China has disputes in the sea with the Philippines, Vietnam, Malaysia, Brunei and Taiwan, mostly relating to energy and other natural resources in areas where countries’ 200 nautical mile-wide exclusive economic zones (EEZs) overlap.

The Southeast Asian countries have sought U.S. and each other’s support, while China bitterly opposes “outside interference” and says the various disputes should be resolved bilaterally.

At the weekend East Asia Summit on the Indonesian resort island of Bali, Obama insisted that the South China Sea issue be discussed, and received support from many of the other leaders present.

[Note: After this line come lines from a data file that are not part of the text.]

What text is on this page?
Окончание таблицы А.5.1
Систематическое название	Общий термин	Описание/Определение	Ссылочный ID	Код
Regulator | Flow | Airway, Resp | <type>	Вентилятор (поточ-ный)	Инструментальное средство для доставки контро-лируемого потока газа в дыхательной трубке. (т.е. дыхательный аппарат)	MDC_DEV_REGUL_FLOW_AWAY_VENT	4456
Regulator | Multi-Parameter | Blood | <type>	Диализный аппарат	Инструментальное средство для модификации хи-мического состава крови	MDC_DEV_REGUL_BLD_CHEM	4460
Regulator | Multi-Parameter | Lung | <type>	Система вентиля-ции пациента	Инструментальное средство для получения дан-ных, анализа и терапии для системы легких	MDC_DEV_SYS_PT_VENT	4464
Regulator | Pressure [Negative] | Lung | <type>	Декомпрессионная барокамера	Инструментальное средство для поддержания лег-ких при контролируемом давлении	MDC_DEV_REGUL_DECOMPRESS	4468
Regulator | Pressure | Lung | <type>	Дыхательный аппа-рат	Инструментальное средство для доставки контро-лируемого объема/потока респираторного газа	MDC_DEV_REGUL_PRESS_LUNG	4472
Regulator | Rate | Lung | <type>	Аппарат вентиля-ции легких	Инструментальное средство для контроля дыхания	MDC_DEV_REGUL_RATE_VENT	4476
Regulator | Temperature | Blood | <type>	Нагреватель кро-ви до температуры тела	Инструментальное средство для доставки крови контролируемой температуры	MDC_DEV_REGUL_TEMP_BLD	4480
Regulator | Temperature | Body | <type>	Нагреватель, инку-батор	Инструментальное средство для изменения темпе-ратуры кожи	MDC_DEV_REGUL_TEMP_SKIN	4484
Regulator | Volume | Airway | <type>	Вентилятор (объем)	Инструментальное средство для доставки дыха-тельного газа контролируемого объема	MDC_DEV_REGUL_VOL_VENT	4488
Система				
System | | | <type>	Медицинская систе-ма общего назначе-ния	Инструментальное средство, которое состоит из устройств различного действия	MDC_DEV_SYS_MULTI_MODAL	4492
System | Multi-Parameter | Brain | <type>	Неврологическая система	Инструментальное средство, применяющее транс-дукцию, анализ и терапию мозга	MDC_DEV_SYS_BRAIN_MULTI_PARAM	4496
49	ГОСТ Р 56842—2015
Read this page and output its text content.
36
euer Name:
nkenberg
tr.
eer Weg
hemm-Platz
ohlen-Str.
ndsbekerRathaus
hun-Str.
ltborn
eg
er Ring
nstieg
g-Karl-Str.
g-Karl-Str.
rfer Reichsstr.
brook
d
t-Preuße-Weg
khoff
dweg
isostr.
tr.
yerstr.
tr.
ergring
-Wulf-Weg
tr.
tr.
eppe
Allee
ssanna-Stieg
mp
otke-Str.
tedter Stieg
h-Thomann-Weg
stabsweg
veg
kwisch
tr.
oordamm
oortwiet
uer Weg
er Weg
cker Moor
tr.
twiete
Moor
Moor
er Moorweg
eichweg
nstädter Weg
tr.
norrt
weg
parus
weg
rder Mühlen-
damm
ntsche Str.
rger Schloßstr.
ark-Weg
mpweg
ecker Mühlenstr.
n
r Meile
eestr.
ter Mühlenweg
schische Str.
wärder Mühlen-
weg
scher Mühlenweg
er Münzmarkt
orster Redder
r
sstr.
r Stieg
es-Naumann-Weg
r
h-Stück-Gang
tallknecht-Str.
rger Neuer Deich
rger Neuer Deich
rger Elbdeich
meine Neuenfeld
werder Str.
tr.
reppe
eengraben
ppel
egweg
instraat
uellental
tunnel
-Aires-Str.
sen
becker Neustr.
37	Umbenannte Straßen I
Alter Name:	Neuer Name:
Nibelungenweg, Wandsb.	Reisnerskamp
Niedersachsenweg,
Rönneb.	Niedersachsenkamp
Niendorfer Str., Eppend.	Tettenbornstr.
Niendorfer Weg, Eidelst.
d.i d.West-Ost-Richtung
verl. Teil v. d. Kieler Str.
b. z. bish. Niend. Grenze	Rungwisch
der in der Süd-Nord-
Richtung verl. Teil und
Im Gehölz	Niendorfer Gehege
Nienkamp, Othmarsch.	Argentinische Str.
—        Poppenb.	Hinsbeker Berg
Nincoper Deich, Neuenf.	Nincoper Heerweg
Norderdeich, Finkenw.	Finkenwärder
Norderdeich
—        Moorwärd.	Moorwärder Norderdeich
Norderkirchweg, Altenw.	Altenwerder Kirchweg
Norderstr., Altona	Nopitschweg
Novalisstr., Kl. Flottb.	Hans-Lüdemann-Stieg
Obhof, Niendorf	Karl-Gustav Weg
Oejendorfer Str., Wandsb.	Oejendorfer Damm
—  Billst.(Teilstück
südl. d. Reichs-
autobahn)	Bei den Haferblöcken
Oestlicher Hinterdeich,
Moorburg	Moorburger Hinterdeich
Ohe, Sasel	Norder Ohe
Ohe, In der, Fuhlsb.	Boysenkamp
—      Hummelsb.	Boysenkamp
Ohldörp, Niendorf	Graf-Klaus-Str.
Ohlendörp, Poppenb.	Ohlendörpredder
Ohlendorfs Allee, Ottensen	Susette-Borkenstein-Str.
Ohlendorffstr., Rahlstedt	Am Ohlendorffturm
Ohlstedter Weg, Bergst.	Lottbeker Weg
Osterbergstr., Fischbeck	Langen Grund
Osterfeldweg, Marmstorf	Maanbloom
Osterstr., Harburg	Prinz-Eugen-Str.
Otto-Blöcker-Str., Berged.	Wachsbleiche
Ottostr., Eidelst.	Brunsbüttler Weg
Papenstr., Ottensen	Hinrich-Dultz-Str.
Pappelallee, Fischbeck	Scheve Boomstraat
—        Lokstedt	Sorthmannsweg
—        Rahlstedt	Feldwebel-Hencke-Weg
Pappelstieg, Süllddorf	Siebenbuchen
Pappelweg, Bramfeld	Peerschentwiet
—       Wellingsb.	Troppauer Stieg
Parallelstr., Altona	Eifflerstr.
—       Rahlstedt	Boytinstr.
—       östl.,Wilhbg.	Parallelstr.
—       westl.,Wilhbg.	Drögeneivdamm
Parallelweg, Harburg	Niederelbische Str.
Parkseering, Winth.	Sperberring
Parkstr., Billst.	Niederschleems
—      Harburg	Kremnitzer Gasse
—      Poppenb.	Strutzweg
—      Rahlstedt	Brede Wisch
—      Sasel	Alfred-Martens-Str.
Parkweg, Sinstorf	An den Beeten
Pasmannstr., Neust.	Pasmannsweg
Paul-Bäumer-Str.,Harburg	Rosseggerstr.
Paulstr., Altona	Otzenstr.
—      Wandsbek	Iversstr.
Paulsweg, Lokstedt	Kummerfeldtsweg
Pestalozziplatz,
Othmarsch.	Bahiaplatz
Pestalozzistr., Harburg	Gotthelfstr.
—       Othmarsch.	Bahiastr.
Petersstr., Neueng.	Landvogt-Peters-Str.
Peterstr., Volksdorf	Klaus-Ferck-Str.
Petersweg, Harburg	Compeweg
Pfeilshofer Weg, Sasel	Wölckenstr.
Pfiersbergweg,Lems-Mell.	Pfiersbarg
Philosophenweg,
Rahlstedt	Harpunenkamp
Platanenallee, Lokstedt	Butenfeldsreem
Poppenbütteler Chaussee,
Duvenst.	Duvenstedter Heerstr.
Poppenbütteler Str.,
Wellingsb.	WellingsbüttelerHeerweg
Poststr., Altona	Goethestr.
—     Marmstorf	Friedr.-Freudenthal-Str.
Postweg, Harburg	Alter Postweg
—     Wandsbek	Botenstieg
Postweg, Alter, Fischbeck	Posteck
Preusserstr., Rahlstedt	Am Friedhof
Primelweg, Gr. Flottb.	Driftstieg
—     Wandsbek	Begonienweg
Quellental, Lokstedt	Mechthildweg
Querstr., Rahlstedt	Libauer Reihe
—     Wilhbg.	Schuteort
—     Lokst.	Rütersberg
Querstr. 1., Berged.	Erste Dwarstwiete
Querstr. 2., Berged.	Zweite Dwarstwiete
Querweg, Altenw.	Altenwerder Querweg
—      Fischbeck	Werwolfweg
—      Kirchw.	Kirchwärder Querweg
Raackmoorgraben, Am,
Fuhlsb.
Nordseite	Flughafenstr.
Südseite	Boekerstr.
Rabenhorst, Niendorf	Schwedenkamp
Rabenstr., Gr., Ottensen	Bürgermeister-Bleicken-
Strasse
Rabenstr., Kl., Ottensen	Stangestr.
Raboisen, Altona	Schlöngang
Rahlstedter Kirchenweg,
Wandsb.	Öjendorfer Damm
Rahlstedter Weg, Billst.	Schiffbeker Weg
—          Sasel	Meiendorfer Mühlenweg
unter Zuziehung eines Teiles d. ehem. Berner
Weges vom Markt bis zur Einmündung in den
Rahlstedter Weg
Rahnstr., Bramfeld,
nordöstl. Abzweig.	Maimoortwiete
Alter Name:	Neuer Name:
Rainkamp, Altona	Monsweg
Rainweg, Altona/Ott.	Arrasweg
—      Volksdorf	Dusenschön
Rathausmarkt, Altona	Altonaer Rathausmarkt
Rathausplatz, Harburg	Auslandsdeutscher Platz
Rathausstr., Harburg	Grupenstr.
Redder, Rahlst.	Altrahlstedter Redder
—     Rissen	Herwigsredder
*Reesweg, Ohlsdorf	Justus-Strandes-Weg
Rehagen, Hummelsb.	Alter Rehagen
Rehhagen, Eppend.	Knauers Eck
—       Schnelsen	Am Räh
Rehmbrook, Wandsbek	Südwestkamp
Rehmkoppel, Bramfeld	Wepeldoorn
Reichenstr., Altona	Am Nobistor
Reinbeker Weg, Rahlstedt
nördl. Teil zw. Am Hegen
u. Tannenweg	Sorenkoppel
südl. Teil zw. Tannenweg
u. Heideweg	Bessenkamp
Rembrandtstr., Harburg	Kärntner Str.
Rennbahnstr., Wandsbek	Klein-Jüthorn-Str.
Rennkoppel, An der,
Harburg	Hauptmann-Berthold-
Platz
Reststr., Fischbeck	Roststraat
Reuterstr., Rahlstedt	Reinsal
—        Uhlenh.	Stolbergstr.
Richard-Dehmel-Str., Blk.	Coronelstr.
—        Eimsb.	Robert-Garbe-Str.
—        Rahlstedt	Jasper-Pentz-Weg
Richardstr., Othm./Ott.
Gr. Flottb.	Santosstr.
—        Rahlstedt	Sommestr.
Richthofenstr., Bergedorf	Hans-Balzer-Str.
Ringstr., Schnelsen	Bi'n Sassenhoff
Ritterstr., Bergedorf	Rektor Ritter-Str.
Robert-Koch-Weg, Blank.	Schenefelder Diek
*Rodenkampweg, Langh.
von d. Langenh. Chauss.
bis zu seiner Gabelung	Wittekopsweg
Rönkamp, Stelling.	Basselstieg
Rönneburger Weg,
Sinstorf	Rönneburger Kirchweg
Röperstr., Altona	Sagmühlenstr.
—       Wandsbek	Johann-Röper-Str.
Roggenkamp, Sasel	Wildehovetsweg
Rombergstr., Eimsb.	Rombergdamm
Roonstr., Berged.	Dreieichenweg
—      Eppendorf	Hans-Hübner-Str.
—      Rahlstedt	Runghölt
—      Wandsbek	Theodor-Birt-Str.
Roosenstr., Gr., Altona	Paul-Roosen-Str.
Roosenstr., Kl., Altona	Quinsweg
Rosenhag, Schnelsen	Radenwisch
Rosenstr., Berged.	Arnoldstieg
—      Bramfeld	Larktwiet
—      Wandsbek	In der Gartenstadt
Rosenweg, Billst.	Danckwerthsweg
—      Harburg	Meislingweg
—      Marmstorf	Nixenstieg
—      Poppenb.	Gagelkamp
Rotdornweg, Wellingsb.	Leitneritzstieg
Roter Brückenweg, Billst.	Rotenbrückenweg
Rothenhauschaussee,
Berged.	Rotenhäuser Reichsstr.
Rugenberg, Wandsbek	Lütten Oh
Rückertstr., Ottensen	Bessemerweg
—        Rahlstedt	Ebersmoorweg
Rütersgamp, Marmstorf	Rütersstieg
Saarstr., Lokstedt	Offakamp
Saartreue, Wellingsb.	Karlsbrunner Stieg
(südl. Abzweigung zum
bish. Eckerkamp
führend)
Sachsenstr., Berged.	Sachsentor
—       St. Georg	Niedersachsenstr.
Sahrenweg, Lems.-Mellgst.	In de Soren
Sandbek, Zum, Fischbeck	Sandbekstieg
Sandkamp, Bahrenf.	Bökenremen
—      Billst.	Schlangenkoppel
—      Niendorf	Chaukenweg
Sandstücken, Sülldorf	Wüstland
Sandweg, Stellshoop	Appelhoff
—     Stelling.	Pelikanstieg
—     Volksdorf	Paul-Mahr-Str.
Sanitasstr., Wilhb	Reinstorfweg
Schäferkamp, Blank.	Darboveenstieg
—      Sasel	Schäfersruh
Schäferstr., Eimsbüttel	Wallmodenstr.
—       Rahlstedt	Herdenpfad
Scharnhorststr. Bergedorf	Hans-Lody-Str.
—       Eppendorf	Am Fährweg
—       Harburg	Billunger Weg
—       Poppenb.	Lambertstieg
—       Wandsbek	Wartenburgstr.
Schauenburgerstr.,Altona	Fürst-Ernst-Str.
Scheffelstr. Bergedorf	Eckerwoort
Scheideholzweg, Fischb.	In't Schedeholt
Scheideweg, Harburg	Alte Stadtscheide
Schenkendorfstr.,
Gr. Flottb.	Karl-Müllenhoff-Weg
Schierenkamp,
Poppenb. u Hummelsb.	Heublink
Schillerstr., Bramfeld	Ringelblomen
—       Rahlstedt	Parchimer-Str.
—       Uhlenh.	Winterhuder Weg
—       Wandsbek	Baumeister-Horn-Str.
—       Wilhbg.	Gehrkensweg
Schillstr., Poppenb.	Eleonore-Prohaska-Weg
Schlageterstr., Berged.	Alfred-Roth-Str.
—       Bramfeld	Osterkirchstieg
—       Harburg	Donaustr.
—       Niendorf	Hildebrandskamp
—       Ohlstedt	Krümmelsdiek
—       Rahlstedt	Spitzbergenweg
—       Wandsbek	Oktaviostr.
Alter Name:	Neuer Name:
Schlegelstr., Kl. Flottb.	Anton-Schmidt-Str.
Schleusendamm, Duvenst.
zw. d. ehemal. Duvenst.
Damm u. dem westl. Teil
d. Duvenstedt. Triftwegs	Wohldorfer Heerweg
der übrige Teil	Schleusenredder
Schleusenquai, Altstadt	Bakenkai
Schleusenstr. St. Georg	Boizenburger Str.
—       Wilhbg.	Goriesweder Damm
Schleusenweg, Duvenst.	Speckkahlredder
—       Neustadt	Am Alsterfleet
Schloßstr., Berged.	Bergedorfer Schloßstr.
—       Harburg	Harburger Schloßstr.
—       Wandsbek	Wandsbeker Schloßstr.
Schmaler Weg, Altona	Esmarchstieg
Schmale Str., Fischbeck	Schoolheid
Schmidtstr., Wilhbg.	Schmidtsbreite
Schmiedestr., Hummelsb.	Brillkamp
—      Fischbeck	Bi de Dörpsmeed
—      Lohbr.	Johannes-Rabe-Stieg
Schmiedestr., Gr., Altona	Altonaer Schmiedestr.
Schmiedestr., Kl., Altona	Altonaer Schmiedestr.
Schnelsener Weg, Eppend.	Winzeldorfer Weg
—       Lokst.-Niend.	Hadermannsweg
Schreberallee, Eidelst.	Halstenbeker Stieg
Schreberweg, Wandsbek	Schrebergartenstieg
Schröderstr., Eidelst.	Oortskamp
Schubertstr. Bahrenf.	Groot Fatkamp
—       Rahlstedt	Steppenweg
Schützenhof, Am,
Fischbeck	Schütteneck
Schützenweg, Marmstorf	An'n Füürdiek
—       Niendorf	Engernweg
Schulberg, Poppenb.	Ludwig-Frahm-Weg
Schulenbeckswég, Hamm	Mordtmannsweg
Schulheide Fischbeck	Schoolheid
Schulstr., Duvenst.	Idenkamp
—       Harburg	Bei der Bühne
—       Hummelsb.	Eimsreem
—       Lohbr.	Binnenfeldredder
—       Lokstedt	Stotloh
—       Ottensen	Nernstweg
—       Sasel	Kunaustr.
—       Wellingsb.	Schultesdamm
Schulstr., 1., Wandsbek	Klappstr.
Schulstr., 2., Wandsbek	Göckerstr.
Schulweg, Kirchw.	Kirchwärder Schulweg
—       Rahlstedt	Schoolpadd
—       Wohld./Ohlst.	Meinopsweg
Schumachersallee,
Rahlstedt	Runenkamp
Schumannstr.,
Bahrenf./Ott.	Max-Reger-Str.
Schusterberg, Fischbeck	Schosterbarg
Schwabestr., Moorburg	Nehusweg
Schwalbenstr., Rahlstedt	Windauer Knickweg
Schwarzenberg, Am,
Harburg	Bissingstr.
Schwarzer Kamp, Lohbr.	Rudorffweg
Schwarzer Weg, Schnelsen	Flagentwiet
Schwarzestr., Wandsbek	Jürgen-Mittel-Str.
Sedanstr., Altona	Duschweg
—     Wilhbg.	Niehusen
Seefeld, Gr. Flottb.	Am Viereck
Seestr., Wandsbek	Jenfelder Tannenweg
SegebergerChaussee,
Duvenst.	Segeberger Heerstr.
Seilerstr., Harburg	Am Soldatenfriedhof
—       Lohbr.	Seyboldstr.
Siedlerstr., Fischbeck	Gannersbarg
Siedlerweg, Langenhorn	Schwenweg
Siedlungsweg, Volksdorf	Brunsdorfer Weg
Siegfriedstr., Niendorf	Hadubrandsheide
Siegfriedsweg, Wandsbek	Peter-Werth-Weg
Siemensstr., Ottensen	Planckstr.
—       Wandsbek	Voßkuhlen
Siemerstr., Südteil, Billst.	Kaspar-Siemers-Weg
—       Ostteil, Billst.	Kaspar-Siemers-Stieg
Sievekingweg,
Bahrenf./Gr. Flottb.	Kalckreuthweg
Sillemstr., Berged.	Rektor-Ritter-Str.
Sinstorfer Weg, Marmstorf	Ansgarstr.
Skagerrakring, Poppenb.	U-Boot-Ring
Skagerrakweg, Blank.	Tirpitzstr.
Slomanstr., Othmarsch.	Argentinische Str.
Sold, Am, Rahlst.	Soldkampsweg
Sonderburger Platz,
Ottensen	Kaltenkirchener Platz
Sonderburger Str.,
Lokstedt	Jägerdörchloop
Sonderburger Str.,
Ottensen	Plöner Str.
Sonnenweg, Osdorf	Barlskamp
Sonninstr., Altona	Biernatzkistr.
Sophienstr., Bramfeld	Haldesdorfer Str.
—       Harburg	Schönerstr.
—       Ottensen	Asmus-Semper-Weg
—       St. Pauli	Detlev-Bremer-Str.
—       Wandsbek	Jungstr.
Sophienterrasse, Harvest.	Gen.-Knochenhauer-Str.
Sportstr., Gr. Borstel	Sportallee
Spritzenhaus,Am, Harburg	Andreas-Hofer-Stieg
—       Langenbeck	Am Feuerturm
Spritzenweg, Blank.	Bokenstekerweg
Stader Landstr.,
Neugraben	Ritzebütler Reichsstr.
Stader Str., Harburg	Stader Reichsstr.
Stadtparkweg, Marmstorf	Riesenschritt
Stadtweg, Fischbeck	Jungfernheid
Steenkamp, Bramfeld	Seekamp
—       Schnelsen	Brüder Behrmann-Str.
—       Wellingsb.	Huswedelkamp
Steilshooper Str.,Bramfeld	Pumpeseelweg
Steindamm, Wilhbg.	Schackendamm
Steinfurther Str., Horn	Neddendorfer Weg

Beijing’s frustration was reflected in Chinese media’s criticism of the U.S. approach.

“That Asia-Pacific nations have managed to navigate their way around some otherwise divisive disputes and seek common prosperity is a precious achievement that should be cherished by all, including those that want to benefit from it,” China Daily said in an editorial on Monday.

“What the U.S. has so far brought to the region, however, has the potential to disturb this elusive and fragile achievement.”

It said Obama was “worrying too much” about supposed security concerns in the South China Sea.  “Just as Premier Wen Jiabao told Obama, China and its Asian neighbors are doing fine, and the shipping lanes in the South China Sea are ‘safe and free.’”

In a separate column in the paper, Shen Dingli, director of the Center for American Studies at Fudan University in Shanghai, said the U.S. was using the “freedom of navigation” issue in the South China Sea as a pretext to spy on China.

The 1982 U.N. Convention on the Law of the Sea permits “freedom of navigation and overflight” in other countries’ EEZs. It says military activities inside a country’s EEZ must be “peaceful” and may not adversely affect the environment or economic resources of the coastal state.

Whether surveillance or surveying activities constitute “peaceful” acts is a matter of dispute, however.

“The U.S. uses freedom of navigation to justify its reconnaissance operations close to China’s territorial space and water,” Shen wrote, adding that China “can hardly accept the legitimacy of these espionage operations.”

“China will take all measures at its disposal to protect its core interests. For China’s EEZs, the country views them as its vital interests and, therefore, will take any necessary action to ensure that the freedom of navigation in these waters is truly peaceful.”